The Angels' Song

by Edmund Hamilton Sears

It came upon the midnight clear,     That glorious song of old, From angels bending near the earth     To touch their harps of gold: “Peace to the earth, good-will to men     From heaven’s all-gracious King!” The world in solemn stillness lay     To hear the angels sing. Still through the cloven skies they come,     With peaceful wings unfurled; And still their heavenly music floats     O’er all the weary world: Above its sad and lowly plains     They bend on heavenly wing, And ever o’er its Babel sounds     The blessed angels sing. Yet with the woes of sin and strife     The world has suffered long; Beneath the angel-strain have rolled     Two thousand years of wrong; And man, at war with man, hears not     The love-song which they bring: O, hush the noise, ye men of strife,     And hear the angels sing!

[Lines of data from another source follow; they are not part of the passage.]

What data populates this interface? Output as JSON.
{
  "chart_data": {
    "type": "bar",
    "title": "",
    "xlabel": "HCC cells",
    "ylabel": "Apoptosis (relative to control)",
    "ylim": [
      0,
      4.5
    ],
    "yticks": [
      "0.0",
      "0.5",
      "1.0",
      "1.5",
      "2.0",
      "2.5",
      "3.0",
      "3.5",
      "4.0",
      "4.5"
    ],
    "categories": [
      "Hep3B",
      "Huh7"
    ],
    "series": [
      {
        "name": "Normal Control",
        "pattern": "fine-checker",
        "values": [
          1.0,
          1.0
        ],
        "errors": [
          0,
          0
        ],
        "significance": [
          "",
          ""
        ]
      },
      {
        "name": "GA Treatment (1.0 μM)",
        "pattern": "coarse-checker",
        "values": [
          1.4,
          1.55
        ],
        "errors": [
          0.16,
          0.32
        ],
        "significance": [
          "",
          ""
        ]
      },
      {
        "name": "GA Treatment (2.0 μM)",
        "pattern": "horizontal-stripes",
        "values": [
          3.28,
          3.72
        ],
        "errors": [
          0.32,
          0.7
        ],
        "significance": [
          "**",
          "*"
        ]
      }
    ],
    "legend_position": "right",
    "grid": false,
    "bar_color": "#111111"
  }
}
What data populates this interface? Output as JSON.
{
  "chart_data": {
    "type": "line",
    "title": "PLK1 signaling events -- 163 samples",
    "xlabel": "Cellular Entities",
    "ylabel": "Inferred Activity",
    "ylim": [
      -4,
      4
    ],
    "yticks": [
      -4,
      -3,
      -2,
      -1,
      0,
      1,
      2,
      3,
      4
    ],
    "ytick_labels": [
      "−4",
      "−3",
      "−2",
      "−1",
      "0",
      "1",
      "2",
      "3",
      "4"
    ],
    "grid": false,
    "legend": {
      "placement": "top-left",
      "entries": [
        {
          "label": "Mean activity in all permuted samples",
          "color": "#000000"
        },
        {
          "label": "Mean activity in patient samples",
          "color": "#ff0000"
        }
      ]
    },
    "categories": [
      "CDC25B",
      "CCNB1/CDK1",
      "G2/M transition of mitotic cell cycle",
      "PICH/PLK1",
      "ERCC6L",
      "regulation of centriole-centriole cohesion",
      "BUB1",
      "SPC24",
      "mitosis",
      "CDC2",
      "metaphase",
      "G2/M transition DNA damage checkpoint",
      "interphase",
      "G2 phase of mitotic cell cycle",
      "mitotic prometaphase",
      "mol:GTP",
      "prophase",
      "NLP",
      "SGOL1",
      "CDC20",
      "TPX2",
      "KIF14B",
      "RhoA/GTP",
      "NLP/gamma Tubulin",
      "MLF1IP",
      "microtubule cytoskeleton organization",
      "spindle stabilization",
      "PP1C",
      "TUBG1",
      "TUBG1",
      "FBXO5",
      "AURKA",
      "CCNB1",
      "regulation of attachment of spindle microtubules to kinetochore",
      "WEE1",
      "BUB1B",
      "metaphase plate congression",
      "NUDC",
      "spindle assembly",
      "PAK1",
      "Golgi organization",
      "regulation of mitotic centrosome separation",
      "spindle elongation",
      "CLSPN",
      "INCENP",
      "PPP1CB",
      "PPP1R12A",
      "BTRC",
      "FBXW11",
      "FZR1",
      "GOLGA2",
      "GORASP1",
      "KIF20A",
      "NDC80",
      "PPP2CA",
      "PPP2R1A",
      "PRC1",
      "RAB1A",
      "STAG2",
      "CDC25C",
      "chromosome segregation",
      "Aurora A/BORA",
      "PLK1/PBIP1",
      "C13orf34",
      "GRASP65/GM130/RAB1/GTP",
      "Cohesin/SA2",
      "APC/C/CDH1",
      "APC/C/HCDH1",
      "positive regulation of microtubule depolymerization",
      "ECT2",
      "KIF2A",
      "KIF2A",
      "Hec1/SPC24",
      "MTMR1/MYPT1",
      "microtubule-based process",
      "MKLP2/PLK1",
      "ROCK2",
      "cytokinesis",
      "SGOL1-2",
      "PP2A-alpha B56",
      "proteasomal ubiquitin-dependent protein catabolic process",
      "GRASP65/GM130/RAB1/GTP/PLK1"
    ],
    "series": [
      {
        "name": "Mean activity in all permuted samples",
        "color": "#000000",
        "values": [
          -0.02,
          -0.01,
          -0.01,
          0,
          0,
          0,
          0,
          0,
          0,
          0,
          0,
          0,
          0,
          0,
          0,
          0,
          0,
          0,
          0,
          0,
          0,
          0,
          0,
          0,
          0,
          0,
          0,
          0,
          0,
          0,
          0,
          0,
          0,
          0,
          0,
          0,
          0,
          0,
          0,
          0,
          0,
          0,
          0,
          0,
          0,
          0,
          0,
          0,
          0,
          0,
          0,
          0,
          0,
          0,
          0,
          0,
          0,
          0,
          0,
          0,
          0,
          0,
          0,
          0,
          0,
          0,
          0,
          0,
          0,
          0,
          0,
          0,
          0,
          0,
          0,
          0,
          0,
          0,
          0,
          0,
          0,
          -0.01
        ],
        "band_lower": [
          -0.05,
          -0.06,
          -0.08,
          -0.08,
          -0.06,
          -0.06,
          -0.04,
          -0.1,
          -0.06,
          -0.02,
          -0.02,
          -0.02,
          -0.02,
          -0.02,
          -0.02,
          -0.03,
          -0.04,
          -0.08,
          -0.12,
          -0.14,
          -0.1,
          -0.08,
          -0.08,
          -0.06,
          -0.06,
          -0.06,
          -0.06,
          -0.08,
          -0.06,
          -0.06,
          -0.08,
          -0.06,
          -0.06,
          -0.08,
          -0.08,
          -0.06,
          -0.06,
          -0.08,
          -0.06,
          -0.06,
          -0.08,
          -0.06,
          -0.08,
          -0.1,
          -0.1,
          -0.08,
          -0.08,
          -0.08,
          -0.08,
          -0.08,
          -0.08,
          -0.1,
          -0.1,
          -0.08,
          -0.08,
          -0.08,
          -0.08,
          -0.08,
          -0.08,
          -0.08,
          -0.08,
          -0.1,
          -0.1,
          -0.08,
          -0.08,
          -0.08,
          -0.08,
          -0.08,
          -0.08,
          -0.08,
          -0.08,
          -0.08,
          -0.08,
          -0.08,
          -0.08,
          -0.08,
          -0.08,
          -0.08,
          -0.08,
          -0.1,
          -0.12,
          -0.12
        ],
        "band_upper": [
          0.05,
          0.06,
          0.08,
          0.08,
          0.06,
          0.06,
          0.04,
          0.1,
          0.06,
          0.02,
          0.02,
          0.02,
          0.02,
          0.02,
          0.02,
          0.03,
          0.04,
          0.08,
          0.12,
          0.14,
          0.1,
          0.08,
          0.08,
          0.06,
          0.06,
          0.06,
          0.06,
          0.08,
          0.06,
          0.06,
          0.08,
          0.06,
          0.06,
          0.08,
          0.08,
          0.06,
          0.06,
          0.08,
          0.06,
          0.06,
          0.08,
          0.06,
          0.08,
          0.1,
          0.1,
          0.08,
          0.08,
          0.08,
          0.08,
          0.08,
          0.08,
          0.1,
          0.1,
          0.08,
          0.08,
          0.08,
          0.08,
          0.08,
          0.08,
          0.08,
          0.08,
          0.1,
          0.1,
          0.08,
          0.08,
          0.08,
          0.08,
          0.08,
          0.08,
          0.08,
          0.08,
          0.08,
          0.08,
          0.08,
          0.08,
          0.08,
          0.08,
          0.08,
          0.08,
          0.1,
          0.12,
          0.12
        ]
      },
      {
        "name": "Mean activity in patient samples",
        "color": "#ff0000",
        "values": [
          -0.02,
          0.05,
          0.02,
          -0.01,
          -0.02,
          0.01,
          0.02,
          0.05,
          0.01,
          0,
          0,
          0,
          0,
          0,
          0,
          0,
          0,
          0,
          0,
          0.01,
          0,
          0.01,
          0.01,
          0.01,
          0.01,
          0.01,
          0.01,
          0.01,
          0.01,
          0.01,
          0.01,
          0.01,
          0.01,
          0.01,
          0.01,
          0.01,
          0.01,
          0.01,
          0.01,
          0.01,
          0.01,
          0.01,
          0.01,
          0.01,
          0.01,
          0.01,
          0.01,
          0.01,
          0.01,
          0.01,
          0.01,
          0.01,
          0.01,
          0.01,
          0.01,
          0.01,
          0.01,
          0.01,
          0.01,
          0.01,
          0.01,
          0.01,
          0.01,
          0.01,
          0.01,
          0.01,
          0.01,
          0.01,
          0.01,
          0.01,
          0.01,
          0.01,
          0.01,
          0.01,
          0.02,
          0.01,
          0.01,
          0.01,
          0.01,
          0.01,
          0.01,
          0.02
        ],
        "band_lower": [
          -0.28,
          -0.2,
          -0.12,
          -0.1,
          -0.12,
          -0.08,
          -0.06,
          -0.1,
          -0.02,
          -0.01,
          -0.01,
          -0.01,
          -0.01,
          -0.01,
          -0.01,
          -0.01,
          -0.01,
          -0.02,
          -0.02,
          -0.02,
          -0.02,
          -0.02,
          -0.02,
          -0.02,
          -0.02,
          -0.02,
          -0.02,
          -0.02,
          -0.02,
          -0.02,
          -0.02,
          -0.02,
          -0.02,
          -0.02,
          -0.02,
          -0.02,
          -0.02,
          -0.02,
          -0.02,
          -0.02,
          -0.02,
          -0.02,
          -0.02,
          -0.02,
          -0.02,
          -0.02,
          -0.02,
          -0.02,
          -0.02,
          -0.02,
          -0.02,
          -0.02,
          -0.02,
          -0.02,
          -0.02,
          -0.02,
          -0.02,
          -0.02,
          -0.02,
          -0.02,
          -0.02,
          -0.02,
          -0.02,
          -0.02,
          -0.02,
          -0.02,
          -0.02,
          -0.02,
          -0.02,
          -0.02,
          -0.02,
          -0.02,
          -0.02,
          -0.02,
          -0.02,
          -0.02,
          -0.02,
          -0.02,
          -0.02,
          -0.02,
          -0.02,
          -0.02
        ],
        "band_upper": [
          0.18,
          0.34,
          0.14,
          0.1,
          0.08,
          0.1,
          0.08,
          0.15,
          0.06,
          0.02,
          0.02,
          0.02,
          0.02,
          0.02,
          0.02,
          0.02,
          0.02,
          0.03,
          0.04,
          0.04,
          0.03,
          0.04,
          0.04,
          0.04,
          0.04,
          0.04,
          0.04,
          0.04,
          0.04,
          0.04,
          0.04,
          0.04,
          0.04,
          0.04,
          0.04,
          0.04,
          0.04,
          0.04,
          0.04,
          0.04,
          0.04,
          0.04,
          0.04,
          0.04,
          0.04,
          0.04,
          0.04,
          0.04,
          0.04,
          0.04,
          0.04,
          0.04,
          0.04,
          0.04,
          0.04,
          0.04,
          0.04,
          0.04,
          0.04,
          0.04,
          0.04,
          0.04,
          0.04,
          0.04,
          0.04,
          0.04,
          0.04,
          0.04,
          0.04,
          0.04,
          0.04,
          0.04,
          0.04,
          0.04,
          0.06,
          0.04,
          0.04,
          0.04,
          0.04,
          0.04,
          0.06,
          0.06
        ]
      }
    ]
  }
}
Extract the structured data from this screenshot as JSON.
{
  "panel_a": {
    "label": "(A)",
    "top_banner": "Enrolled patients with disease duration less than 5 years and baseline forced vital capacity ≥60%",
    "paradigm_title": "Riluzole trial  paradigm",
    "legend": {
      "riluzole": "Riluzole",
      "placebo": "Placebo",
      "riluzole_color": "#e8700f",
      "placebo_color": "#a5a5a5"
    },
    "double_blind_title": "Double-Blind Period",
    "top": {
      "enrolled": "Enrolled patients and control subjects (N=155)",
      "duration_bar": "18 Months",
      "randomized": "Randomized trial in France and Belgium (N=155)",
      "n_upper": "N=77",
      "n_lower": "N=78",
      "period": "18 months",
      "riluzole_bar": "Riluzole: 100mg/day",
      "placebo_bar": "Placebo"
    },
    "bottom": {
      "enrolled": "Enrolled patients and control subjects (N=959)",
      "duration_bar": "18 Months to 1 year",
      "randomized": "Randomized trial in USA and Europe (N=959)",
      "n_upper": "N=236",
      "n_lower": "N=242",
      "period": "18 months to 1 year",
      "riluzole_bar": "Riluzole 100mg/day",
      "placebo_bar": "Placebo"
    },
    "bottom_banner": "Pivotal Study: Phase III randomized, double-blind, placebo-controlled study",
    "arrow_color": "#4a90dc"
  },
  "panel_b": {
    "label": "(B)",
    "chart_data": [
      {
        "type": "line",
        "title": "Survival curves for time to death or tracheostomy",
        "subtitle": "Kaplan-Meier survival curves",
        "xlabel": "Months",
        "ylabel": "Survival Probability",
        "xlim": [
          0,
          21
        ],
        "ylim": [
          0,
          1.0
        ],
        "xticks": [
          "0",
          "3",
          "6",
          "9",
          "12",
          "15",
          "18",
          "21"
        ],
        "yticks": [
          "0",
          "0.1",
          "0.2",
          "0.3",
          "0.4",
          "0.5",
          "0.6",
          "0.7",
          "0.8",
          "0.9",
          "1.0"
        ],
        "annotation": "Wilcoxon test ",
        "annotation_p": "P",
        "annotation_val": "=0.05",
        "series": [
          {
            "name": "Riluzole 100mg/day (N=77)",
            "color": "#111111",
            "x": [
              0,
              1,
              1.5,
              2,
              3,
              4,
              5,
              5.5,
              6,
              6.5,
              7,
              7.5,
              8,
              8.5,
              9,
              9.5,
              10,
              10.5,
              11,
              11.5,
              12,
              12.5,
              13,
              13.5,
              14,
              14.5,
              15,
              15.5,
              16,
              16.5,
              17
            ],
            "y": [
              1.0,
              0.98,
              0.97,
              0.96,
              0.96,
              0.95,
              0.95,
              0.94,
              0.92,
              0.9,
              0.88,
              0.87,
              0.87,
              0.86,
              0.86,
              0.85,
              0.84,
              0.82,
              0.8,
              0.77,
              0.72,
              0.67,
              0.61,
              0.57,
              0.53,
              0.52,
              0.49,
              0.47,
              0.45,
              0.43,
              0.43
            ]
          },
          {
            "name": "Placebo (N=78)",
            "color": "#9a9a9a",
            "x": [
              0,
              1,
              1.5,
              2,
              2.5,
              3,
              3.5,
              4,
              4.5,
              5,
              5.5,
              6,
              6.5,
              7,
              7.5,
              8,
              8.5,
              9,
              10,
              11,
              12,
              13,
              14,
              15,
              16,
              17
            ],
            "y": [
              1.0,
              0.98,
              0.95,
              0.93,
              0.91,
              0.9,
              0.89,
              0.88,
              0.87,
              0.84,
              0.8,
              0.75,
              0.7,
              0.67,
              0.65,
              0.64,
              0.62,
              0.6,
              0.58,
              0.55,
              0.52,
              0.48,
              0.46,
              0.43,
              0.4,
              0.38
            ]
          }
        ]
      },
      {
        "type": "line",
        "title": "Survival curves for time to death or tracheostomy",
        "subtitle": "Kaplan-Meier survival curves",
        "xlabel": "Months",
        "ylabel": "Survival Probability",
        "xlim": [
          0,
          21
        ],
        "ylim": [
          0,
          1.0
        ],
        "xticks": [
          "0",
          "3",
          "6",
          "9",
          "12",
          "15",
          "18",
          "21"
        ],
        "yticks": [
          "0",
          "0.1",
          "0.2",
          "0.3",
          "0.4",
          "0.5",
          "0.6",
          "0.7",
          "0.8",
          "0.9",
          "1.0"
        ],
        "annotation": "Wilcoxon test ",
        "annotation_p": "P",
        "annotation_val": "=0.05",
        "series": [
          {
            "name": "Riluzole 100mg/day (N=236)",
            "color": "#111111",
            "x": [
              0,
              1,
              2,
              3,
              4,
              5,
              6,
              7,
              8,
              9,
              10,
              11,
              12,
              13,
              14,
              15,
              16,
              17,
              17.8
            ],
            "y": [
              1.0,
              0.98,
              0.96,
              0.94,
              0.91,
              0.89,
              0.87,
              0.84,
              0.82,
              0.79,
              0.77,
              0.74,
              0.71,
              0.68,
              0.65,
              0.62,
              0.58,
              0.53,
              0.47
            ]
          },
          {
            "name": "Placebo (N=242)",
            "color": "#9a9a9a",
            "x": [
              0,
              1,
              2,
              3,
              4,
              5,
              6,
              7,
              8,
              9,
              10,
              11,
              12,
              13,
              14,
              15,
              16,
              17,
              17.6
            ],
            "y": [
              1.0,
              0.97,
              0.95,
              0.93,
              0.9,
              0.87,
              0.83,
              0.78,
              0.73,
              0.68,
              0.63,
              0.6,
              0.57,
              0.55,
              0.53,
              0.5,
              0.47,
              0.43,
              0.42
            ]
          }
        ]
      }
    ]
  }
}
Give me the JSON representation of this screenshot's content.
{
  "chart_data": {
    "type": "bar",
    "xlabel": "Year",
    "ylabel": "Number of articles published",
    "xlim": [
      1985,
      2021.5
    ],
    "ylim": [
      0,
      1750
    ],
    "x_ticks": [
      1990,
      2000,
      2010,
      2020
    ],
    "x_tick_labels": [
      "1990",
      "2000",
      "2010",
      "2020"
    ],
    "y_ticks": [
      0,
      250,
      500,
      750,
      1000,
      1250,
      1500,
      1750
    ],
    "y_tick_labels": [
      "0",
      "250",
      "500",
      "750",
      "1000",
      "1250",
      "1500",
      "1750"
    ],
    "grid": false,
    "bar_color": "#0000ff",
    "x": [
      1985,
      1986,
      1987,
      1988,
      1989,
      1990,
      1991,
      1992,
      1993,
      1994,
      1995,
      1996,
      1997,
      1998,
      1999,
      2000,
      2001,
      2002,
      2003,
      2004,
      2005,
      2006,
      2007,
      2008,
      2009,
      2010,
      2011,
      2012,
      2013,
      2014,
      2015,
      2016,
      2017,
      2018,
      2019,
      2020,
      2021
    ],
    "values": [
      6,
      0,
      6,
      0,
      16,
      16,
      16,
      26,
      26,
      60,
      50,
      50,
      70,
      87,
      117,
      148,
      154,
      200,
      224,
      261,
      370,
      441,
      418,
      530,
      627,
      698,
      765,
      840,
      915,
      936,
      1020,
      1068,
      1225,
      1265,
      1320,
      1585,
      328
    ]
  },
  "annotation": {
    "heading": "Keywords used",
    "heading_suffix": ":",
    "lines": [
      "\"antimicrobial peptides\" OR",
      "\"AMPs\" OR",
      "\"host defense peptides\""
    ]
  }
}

And ye, beneath life’s crushing load     Whose forms are bending low; Who toil along the climbing way     With painful steps and slow,— Look now! for glad and golden hours     Come swiftly on the wing; O, rest beside the weary road,     And hear the angels sing. For lo! the days are hastening on,     By prophet-bards foretold, When with the ever-circling years     Comes round the age of gold; When Peace shall over all the earth     Its ancient splendors fling, And the whole world send back the song     Which now the angels sing.